The dollar was weaker initially at the start of last week but found a footing with a bit more of a push and pull feel as markets are able to now fully switch their focus on the Fed this week. Despite being pulled back a little, the dollar sits in a good spot – from a technical perspective – as we head towards the FOMC meeting on Wednesday.
EUR/USD is keeping in and around the 1.0200 level as the euro fails to really find much impetus in the recent rebound to push towards testing the 50.0 Fib retracement level at 1.0283:
The euro side of the equation is rather unattractive, even if the ECB sort of surprised with a 50 bps rate hike last week. The fundamentals of the economy are rather dire and if a bigger-than-expected rate hike wasn’t enough for a breakout push, I don’t think the euro has much else to offer.
Meanwhile, USD/JPY remains caught between the range of 135.00 to 140.00. However, the bond market is in charge and all eyes are on the Fed. There was a strong bid in bonds towards the latter stages of last week after the ECB and that might be something to watch out for this week in case it carries over. USD/JPY is now trading around 136.30 with little sense of any directional breakout unless we get closer to either side of the range above.

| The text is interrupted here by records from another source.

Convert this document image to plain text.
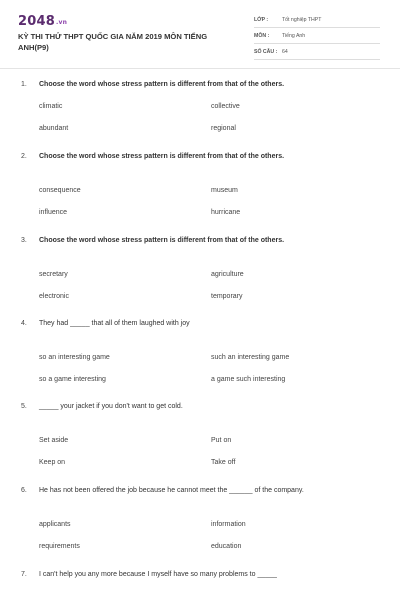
2048.vn
KỲ THI THỬ THPT QUỐC GIA NĂM 2019 MÔN TIẾNG ANH(P9)
LỚP :	Tốt nghiệp THPT
MÔN : Tiếng Anh
SỐ CÂU : 64
1. Choose the word whose stress pattern is different from that of the others.
climatic	collective
abundant	regional
2. Choose the word whose stress pattern is different from that of the others.
consequence	museum
influence	hurricane
3. Choose the word whose stress pattern is different from that of the others.
secretary	agriculture
electronic	temporary
4. They had _____ that all of them laughed with joy
so an interesting game	such an interesting game
so a game interesting	a game such interesting
5. _____ your jacket if you don't want to get cold.
Set aside	Put on
Keep on	Take off
6. He has not been offered the job because he cannot meet the ______ of the company.
applicants	information
requirements	education
7. I can't help you any more because I myself have so many problems to _____
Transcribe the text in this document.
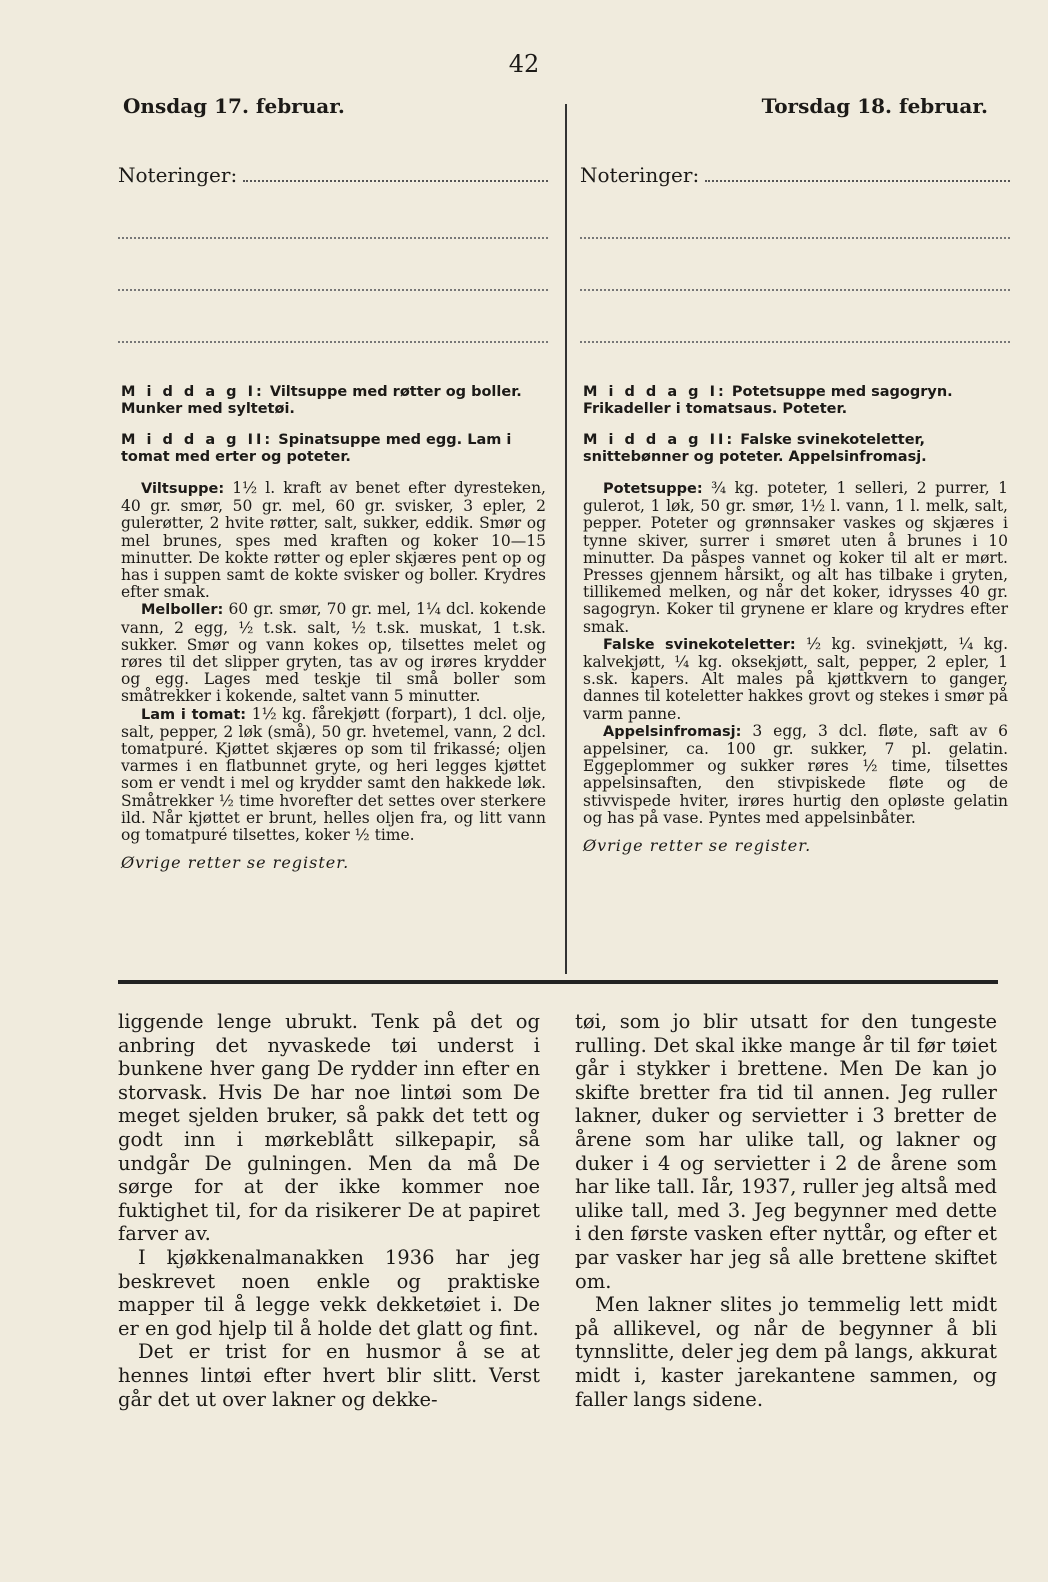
42
Onsdag 17. februar.	Torsdag 18. februar.
Noteringer:	Noteringer:
M i d d a g I: Viltsuppe med røtter og boller. Munker med syltetøi.
M i d d a g II: Spinatsuppe med egg. Lam i tomat med erter og poteter.

Viltsuppe: 1½ l. kraft av benet efter dyresteken, 40 gr. smør, 50 gr. mel, 60 gr. svisker, 3 epler, 2 gulerøtter, 2 hvite røtter, salt, sukker, eddik. Smør og mel brunes, spes med kraften og koker 10—15 minutter. De kokte røtter og epler skjæres pent op og has i suppen samt de kokte svisker og boller. Krydres efter smak.

Melboller: 60 gr. smør, 70 gr. mel, 1¼ dcl. kokende vann, 2 egg, ½ t.sk. salt, ½ t.sk. muskat, 1 t.sk. sukker. Smør og vann kokes op, tilsettes melet og røres til det slipper gryten, tas av og irøres krydder og egg. Lages med teskje til små boller som småtrekker i kokende, saltet vann 5 minutter.

Lam i tomat: 1½ kg. fårekjøtt (forpart), 1 dcl. olje, salt, pepper, 2 løk (små), 50 gr. hvetemel, vann, 2 dcl. tomatpuré. Kjøttet skjæres op som til frikassé; oljen varmes i en flatbunnet gryte, og heri legges kjøttet som er vendt i mel og krydder samt den hakkede løk. Småtrekker ½ time hvorefter det settes over sterkere ild. Når kjøttet er brunt, helles oljen fra, og litt vann og tomatpuré tilsettes, koker ½ time.

Øvrige retter se register.
M i d d a g I: Potetsuppe med sagogryn. Frikadeller i tomatsaus. Poteter.
M i d d a g II: Falske svinekoteletter, snittebønner og poteter. Appelsinfromasj.

Potetsuppe: ¾ kg. poteter, 1 selleri, 2 purrer, 1 gulerot, 1 løk, 50 gr. smør, 1½ l. vann, 1 l. melk, salt, pepper. Poteter og grønnsaker vaskes og skjæres i tynne skiver, surrer i smøret uten å brunes i 10 minutter. Da påspes vannet og koker til alt er mørt. Presses gjennem hårsikt, og alt has tilbake i gryten, tillikemed melken, og når det koker, idrysses 40 gr. sagogryn. Koker til grynene er klare og krydres efter smak.

Falske svinekoteletter: ½ kg. svinekjøtt, ¼ kg. kalvekjøtt, ¼ kg. oksekjøtt, salt, pepper, 2 epler, 1 s.sk. kapers. Alt males på kjøttkvern to ganger, dannes til koteletter hakkes grovt og stekes i smør på varm panne.

Appelsinfromasj: 3 egg, 3 dcl. fløte, saft av 6 appelsiner, ca. 100 gr. sukker, 7 pl. gelatin. Eggeplommer og sukker røres ½ time, tilsettes appelsinsaften, den stivpiskede fløte og de stivvispede hviter, irøres hurtig den opløste gelatin og has på vase. Pyntes med appelsinbåter.

Øvrige retter se register.

liggende lenge ubrukt. Tenk på det og anbring det nyvaskede tøi underst i bunkene hver gang De rydder inn efter en storvask. Hvis De har noe lintøi som De meget sjelden bruker, så pakk det tett og godt inn i mørkeblått silkepapir, så undgår De gulningen. Men da må De sørge for at der ikke kommer noe fuktighet til, for da risikerer De at papiret farver av.

I kjøkkenalmanakken 1936 har jeg beskrevet noen enkle og praktiske mapper til å legge vekk dekketøiet i. De er en god hjelp til å holde det glatt og fint.

Det er trist for en husmor å se at hennes lintøi efter hvert blir slitt. Verst går det ut over lakner og dekke-

tøi, som jo blir utsatt for den tungeste rulling. Det skal ikke mange år til før tøiet går i stykker i brettene. Men De kan jo skifte bretter fra tid til annen. Jeg ruller lakner, duker og servietter i 3 bretter de årene som har ulike tall, og lakner og duker i 4 og servietter i 2 de årene som har like tall. Iår, 1937, ruller jeg altså med ulike tall, med 3. Jeg begynner med dette i den første vasken efter nyttår, og efter et par vasker har jeg så alle brettene skiftet om.

Men lakner slites jo temmelig lett midt på allikevel, og når de begynner å bli tynnslitte, deler jeg dem på langs, akkurat midt i, kaster jarekantene sammen, og faller langs sidene.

As for GBP/USD, the pair is pinned back down below 1.2000 again and buyers have really struggled to hold a firm break above the key level since last week:
The 200-hour moving average (blue line) is providing near-term support so the key technical levels are very well outlined at the moment for both buyers and sellers. There needs to be a break on either side of that to really convince of a further extension in the action.
Looking at commodity currencies, USD/CAD is little changed on the day and sticking closer to 1.2920 after a push lower last Friday failed to really breach the 28 June low at 1.2820. The pair rebounded to close above 1.2900 and is holding for now, with buyers needing to clear 1.3000 again to convince of a push back to the upside.
AUD/USD is also little changed on the day, sticking closer to 0.6900 still since the end of last week. The high hit 0.6977 but failed to really contest the 50.0 Fib retracement level at 0.6982:
That and the 0.7000 handle should keep things in check ahead of the Fed as risk tones are also looking fairly more pensive to kick start the new week.